What would you do with a hundred dollars? You probably wouldn’t make a short indie film in German. And that’s exactly why you’re not featured in 99 Euro Films (euro is the European word for dollar), a collection of shorts being shown as part of Visions Cinema’s week-long New Films from Germany series.
The films eschew the more typical art-house aesthetic and avoid becoming pretentious-a common pitfall of low-level directors out to prove something. Most of the films here seem to have been made with a sense of irony and humor in mind-providing brief, slice-of-life narratives that work well within the low-budget contraints allowed the directors.
Since all 12 films combined clock in at under 75 minutes, the average running time of seven or eight minutes prevents any one from becoming too long or tedious—a good thing considering some of the films are pretty much worthless.
Some of the more interesting and substantive entrants include A Man Fights His Way Through and Balkan Rhapsody—Hildegard And Dorit’s Educational Trip In Eastern Europe. The first concerns a man who allows participants to hit him for a minute for several dollars, before he is beaten up by a group of Americans who don’t realize that it’s just a game. Balkan Rhapsody involves two elderly women on vacation who unwittingly stumble upon and exacerbate an ugly scene between a pimp, a prostitute, her unhappy customer and a hotel manager when they try to help the situation.
Other films in the line-up were genuinely funny and refreshing for their refusal to take themselves or their intended message too seriously. In So Cheap! August 2001, a hired assassin becomes friends with his intended target. The bulk of the film shows the two of them goofing off in that fun-loving manner that only Germans possess, before being killed by the woman who ordered the assassination in the first place. Run, Leila, Run, is a send-up of Run, Lola, Run (where the protagonist has to rush to raise money to save her boyfriend) starring a 10-year old girl running to the store to turn in a lottery ticket. A Short Film About Jumping is humor in the vein of Monty Python in which a man jumping alone in a field has his pastime converted into a spectator sport.
The end credits of the film shows just how the 99 euros were used. One director spent only a single euro on the production and the rest on Red Bull, another listed pizza for the cast as the only cost, and Lorely S.’s only expense was the Speedos worn by the dashing male leads.

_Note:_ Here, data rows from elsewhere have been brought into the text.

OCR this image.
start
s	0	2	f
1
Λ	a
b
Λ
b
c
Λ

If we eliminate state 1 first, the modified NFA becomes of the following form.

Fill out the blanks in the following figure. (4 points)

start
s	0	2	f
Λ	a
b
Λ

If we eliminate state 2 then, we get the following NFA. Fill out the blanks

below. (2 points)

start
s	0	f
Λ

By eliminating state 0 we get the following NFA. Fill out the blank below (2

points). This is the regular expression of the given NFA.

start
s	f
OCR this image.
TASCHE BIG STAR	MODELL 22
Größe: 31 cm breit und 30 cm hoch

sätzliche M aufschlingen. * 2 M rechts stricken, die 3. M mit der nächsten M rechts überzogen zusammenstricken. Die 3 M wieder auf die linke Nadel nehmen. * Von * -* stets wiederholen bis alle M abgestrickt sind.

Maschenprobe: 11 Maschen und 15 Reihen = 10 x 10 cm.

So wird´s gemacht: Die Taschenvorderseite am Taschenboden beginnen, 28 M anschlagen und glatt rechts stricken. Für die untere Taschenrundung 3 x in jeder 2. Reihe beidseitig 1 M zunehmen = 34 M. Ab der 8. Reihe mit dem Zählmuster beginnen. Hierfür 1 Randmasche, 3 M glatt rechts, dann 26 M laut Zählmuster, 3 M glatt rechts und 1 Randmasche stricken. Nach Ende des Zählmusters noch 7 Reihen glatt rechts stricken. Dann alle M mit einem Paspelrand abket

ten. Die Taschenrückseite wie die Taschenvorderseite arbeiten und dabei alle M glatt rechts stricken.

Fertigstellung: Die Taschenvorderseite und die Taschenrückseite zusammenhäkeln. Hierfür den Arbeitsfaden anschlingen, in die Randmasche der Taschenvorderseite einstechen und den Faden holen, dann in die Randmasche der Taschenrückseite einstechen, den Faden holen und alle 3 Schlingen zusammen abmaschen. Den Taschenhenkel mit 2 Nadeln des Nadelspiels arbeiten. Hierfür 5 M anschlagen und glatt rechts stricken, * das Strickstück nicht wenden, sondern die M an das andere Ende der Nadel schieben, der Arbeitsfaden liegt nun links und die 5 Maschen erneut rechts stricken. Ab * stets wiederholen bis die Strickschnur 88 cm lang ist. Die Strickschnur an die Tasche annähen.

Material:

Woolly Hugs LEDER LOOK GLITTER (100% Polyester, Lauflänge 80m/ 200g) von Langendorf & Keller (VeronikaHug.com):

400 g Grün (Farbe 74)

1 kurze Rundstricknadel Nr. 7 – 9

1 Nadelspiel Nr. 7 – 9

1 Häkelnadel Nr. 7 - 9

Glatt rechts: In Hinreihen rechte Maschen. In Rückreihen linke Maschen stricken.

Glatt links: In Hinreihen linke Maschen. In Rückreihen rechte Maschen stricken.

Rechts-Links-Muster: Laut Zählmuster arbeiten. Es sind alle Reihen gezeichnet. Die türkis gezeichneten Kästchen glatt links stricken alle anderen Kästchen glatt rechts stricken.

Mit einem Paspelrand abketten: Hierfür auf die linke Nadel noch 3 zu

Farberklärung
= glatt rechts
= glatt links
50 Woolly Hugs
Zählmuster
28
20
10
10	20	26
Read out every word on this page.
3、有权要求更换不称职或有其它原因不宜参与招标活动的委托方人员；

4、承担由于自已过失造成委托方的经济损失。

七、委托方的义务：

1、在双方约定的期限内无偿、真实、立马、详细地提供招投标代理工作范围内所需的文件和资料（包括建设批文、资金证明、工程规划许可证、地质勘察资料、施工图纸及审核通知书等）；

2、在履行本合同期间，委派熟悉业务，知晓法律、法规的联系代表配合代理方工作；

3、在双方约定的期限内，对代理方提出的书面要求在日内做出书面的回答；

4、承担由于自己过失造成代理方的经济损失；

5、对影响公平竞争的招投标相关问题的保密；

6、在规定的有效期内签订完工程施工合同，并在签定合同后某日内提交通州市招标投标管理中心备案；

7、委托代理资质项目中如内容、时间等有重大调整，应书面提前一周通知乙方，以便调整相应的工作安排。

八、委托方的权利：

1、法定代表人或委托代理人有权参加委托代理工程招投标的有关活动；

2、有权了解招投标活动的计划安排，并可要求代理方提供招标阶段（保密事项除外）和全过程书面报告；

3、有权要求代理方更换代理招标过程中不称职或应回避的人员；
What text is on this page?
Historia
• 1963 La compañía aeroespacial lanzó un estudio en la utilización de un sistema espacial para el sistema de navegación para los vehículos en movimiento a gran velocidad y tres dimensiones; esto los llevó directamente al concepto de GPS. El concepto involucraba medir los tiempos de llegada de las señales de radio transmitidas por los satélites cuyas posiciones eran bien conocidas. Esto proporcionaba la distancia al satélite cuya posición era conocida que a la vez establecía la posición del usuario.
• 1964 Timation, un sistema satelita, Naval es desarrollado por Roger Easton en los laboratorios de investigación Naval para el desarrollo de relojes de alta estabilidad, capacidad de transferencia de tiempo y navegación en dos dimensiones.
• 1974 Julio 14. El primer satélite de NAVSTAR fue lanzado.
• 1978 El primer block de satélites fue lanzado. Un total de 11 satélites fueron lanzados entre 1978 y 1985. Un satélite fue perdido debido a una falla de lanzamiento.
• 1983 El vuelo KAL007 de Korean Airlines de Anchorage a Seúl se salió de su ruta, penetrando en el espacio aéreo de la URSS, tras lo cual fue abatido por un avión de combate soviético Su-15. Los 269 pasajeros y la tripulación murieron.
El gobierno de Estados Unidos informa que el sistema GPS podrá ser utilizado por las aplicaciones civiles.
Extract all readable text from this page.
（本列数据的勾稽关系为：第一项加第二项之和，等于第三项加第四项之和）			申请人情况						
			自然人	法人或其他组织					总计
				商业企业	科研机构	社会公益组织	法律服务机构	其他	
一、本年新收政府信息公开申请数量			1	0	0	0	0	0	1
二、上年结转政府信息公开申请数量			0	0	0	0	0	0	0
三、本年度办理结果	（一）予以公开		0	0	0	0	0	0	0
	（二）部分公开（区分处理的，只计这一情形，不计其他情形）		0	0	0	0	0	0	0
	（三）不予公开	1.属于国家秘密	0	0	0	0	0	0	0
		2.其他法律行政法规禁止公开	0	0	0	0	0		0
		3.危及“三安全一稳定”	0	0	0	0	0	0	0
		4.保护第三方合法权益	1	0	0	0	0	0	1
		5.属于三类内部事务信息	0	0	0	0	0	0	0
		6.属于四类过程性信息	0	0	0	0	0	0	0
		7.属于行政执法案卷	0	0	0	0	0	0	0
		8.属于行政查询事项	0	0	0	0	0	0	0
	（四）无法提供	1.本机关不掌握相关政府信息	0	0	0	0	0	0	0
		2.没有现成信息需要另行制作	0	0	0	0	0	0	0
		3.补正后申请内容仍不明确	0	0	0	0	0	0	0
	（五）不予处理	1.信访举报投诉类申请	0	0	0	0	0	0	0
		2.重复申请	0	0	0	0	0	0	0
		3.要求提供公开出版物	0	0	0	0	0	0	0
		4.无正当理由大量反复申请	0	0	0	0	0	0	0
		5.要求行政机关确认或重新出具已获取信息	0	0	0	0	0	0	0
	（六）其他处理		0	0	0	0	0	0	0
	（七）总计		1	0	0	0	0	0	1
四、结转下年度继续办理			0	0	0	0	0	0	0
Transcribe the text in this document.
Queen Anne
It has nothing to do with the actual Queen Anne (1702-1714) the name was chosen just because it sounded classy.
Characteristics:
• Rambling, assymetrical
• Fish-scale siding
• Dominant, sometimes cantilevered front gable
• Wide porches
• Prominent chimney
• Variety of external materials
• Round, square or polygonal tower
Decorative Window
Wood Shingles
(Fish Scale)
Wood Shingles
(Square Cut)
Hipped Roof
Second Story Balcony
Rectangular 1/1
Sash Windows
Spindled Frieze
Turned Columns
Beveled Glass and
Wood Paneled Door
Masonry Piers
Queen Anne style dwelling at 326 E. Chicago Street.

Although Nena’s “99 Luftballoons” is the greatest German work to include the number 99 in its title, 99 Euro Films provides eclectic and mostly entertaining art-house cinema. The film will be screened again today and Friday, when the festival’s closing ceremony will be held. The Friday festivities will include a kick-the-keg screening in which $10 gets you all the German beer you can drink. In an age when every new action film sets a record for being the most expensive film ever made, it is refreshing to see what people can do with a video camera, $100, the German language and a dream.